Dilawar Gul, 30, said he was collecting donations from worshipers when he heard the suicide bomber shout.
“Then I heard a huge blast, which flung me to part of the mosque where the roof didn’t collapse, and I survived,” Gul said.
Local elder Sohbat Khan Afridi blamed the Taliban, saying Mohammad, who formed his tribal militia in 2007 to fight the militants, has a house close to the mosque, although he is understood to live in Lahore.
The Taliban and the militia, which is known locally as a lashkar, clashed repeatedly in the area, but this year reached a compromise in which blood money was paid to the Taliban, Afridi said.

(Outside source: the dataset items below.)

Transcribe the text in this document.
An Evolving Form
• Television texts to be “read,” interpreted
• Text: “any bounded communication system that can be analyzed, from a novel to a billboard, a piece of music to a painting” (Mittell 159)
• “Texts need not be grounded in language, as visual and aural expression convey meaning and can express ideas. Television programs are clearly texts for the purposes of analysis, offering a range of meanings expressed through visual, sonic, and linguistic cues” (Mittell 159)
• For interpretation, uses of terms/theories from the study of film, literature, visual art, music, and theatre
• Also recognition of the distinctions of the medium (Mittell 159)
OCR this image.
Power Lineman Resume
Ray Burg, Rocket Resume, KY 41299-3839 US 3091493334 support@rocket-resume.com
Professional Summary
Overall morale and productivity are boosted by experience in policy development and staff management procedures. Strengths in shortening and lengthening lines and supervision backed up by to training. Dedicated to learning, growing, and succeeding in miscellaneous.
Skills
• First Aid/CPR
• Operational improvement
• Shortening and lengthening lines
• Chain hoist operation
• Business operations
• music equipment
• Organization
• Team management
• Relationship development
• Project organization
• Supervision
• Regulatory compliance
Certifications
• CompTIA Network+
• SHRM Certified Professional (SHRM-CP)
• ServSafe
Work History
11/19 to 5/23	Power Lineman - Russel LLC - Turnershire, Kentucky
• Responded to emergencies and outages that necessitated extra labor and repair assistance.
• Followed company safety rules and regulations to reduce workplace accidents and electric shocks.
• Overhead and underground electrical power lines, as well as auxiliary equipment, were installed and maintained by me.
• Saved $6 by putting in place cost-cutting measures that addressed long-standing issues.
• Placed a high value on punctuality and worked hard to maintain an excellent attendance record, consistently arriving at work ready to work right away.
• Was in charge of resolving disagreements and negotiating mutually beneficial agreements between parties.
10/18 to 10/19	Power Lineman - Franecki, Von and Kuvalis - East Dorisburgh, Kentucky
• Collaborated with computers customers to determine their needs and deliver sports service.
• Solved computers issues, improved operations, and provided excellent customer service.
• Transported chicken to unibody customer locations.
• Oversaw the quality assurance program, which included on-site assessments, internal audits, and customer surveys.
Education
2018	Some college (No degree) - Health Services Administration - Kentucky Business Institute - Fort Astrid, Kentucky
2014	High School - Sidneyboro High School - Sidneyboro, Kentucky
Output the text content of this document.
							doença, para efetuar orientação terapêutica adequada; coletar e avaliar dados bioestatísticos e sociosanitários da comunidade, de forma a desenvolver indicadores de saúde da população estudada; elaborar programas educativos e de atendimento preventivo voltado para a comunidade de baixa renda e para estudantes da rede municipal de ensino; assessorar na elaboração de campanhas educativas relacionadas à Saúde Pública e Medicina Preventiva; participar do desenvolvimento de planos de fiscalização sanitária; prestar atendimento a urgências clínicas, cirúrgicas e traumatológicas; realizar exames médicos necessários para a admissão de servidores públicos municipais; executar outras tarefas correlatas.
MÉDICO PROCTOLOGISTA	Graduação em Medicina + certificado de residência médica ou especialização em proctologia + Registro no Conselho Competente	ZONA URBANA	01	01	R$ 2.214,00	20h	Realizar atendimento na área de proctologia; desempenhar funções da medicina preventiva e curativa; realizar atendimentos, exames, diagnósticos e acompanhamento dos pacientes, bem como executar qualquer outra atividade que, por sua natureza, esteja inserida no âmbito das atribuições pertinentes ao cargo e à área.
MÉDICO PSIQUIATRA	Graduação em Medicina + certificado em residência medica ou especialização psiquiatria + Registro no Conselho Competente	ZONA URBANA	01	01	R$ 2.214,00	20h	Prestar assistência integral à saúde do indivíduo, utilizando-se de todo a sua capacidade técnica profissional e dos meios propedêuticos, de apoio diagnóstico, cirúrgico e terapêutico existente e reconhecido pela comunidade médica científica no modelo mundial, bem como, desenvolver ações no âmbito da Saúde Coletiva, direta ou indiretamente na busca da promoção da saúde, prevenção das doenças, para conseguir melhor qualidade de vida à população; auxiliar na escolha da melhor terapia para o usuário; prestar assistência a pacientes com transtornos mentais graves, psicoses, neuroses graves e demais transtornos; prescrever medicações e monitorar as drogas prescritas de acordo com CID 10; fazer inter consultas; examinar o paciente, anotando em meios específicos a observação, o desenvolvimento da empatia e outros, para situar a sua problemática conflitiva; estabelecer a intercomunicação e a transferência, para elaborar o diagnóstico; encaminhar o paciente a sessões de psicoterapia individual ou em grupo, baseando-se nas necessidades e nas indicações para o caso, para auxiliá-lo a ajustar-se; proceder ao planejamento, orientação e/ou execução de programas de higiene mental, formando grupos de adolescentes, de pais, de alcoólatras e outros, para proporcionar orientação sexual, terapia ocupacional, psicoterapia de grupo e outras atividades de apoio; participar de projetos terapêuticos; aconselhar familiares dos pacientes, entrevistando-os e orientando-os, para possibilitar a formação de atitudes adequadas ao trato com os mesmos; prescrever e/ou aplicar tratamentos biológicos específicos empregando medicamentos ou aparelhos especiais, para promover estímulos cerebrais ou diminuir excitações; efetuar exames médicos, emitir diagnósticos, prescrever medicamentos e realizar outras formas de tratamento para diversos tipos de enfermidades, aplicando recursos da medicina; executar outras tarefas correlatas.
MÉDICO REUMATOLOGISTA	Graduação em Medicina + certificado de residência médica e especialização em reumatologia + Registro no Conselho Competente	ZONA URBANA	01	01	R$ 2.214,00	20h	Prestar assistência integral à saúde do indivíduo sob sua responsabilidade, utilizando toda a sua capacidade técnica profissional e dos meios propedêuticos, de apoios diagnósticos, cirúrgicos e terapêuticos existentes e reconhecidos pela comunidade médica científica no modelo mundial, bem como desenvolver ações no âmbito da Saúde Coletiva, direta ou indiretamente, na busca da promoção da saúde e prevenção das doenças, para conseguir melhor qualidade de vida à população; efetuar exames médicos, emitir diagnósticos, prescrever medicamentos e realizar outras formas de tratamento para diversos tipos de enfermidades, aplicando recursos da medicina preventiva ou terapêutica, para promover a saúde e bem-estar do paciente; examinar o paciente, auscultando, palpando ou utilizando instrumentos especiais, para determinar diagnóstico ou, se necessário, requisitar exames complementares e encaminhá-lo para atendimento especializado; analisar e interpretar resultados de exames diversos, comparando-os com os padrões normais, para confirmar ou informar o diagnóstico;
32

But Azam Tariq, spokesman for Pakistan’s Tehreek-e-Taliban, denied that the faction was involved. The Taliban routinely deny attacks that kill civilians but have been blamed for some of the country’s most devastating bombings.
At least four more people were killed and 14 others wounded when hand grenades were thrown into a mosque in the second attack 20km away, a hospital official said.
UN chief Ban Ki-moon, the EU and the US condemned the attacks, with Washington saying they had “brutally targeted innocent people” at places of worship.
Ban Ki-moon “is dismayed by the indiscriminate killing of civilians in a place of worship, which no cause can justify,” his spokesman said.
Around 3,800 people have been killed in suicide attacks and bombings, blamed on homegrown Taliban and other Islamist extremist networks, since government troops stormed a radical mosque in Islamabad three years ago.
Friday’s bombing was the deadliest in Pakistan since a suicide attacker slaughtered 60 people at a Shiite Muslim rally in the southwestern city of Quetta on Sept. 3.